On January 12, 2016, in his State of the Union address President Obama called for "hands-on computer science and math classes" for every student. On December 12-13, 2015, more than 7,500 visitors discovered how important and fun computer science could be at the Museum of Science, Boston. (See photo.) .

Computer Science Education Week launched its first "Hour of Code" in December 2013 to show that anyone can create computer code, including the President who participated. As of January 15, 201,384,142 people (48% female) have written 11,151,730,618 lines of code. Each year, Computer Science Education Week celebrates the birthday of computer pioneer Admiral Grace Hopper.

Says Museum educator Lydia Beall, "We want to spark future software engineers." There are more than 600,000 open computing jobs nationwide. But computer science is taught in less than 25% of American schools. Says Beall, "Computer science is critical."

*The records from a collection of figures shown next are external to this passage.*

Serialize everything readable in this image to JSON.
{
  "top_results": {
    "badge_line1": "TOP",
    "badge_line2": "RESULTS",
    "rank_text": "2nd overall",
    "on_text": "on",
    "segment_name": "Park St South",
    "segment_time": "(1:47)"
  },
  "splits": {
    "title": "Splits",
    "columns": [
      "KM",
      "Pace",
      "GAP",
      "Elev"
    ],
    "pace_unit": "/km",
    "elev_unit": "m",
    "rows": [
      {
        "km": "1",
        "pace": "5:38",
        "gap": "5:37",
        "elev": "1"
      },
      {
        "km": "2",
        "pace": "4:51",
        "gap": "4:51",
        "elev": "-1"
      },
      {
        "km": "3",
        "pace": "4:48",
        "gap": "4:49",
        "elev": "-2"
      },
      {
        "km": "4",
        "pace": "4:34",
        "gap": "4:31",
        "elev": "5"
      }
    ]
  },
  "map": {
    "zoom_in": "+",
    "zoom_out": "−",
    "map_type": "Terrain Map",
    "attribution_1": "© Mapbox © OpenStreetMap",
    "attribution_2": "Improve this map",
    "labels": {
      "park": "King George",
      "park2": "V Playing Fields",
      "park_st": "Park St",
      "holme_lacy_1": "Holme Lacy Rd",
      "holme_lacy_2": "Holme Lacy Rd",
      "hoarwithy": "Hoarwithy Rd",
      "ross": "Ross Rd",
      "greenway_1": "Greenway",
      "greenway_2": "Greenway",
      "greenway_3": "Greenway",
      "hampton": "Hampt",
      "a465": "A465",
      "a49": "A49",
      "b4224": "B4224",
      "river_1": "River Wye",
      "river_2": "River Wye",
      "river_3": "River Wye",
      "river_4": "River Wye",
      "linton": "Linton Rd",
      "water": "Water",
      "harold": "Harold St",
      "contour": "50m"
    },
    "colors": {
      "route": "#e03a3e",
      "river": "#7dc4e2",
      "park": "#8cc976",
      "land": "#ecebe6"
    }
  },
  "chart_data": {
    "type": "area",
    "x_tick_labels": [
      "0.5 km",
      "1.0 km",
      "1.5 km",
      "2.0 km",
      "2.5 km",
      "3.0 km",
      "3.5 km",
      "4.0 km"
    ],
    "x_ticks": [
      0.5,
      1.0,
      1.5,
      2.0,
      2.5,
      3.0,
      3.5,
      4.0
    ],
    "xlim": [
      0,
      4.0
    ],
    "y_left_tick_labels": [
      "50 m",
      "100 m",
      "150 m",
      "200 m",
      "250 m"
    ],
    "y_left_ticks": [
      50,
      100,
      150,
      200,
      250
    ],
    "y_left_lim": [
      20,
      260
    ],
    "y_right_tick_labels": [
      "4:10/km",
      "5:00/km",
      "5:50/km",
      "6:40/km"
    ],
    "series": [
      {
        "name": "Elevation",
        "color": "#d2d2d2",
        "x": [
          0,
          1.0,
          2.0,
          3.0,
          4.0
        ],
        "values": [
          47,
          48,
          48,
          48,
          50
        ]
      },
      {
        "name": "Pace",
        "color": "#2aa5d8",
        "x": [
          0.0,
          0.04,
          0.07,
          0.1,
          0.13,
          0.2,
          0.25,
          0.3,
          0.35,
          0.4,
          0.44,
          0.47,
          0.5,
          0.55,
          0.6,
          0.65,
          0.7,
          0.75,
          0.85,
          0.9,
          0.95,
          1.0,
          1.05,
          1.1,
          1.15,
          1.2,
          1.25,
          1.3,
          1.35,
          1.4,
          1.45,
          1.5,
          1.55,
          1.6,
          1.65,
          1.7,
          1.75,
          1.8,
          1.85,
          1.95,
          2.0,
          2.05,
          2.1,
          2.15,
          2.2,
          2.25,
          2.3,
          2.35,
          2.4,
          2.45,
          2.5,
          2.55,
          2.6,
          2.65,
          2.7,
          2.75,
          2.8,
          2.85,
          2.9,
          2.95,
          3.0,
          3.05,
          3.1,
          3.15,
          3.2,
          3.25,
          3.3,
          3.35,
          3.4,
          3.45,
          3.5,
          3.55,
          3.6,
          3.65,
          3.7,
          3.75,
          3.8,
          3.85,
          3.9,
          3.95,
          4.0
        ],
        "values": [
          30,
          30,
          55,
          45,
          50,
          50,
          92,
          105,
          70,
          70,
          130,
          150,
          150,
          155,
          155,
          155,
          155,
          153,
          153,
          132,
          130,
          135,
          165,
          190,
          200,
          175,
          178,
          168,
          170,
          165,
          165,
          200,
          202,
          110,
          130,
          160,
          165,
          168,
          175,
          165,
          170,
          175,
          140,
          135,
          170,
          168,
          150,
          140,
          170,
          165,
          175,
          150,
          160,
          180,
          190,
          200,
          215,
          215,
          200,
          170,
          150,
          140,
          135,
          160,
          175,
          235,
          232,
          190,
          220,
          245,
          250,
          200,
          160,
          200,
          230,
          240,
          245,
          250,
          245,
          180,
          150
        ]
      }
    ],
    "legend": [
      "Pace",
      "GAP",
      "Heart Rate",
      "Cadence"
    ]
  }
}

At the two-day event, Museum Premier Partner Microsoft introduced programming basics using code games. Visitors could also program a robot to sense the world using blocks; design, build, and test circuits made from dough; and create an artificial intelligence to play tic-tac-toe. As visitors participated, they collected stamps on "passports." Local inventors, computer scientists, and roboticists also shared projects. Other community partners included MassTLC, Aldebaran Robotics, MassCAN CS Sparks, Wyss Institute at Harvard University, Juventas New Music Ensemble, JumpSmart, and Resilient Coders.

Of special note since June 2015, 321,800 Museum visitors explored the science, technology, engineering and math used by Pixar to create their award-winning films. Developed in collaboration with Pixar Animation Studios, The Science Behind Pixar exhibition this month begins a national tour transforming the complexities of computer science into compelling experiences. The Museum's Tech Studio offers hands-on experiences in computing and engineering year-round.

The Museum supports Code.org and Computing in the Core, as we all seek to elevate the profile of K-12 computer science education and make computer science a core academic subject.